In April 2010, the Hearing and Speech Foundation began our Hope and Hearing Program, which provides auditory processing disorder evaluations, Audiological evaluations and newborn hearing screenings for children on TennCare.

The goal of this project is to identify newborns and children with hearing loss and assist them with the hearing services they need to develop speech. To download an application for this program, click here.

Hearing Loss and Childhood Development
Research indicates that children with hearing loss in one ear are ten times as likely to be held back at least one grade compared to children with normal hearing. Similar academic achievement lags have been reported for children with even slight hearing loss.
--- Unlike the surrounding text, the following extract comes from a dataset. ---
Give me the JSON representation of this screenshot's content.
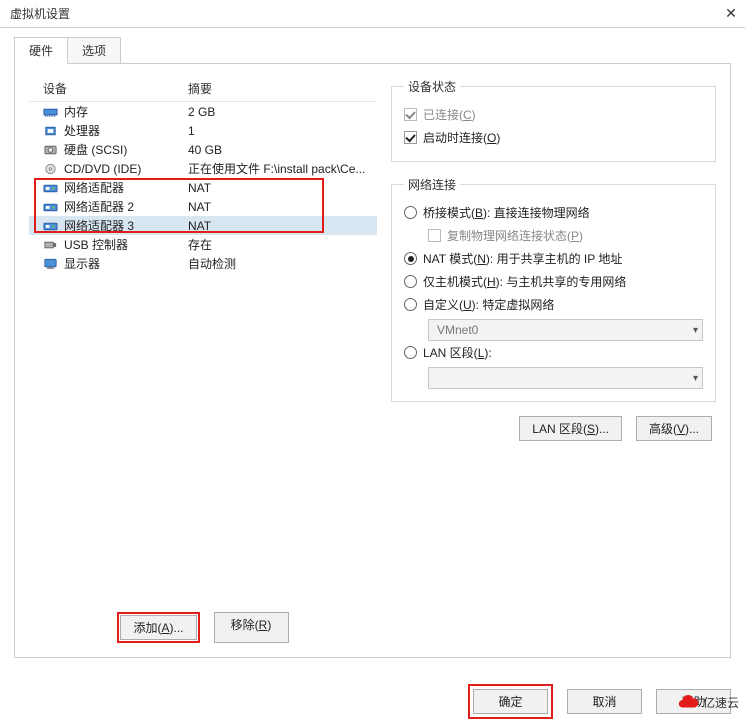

Children with mild hearing loss miss 25 to 50 percent of speech in the classroom and may be inappropriately labeled as having a behavior problem. When children are not identified as having a hearing loss and do not receive early intervention, special education for a child with hearing loss can cost schools an additional $420,000 and has the lifetime cost of approximately $1 million per individual (according to the Hearing Loss Association of America).

Hearing Loss in Newborns
In the United States, approximately 1 in 1,000 newborns is born profoundly deaf and another 2 to 3 out of 1,000 babies are born with partial hearing loss, making hearing loss the number one birth defect in America. Of these babies, only about half exhibit a risk factor and from those, only 10 to 20 percent are identified with a hearing loss. When hearing loss is detected beyond the first few months of life, the most critical time for stimulating the auditory pathways to hearing centers of the brain may be lost, significantly delaying speech and language development for newborns.

Because of this crucial time period, the Joint Committee on Infant Hearing and U.S. Public Health Service’s Healthy People 2010 health objectives recommend that all newborns be screened for hearing loss by one month of age, have diagnostic follow-up by 3 months, and receive appropriate intervention services by 6 months. However, obtaining an accurate hearing test in the hospital can be difficult because infants tend to move around. If they fail the test, they are usually referred to an audiologist, which leaves the responsibility up to the parent to obtain another hearing test.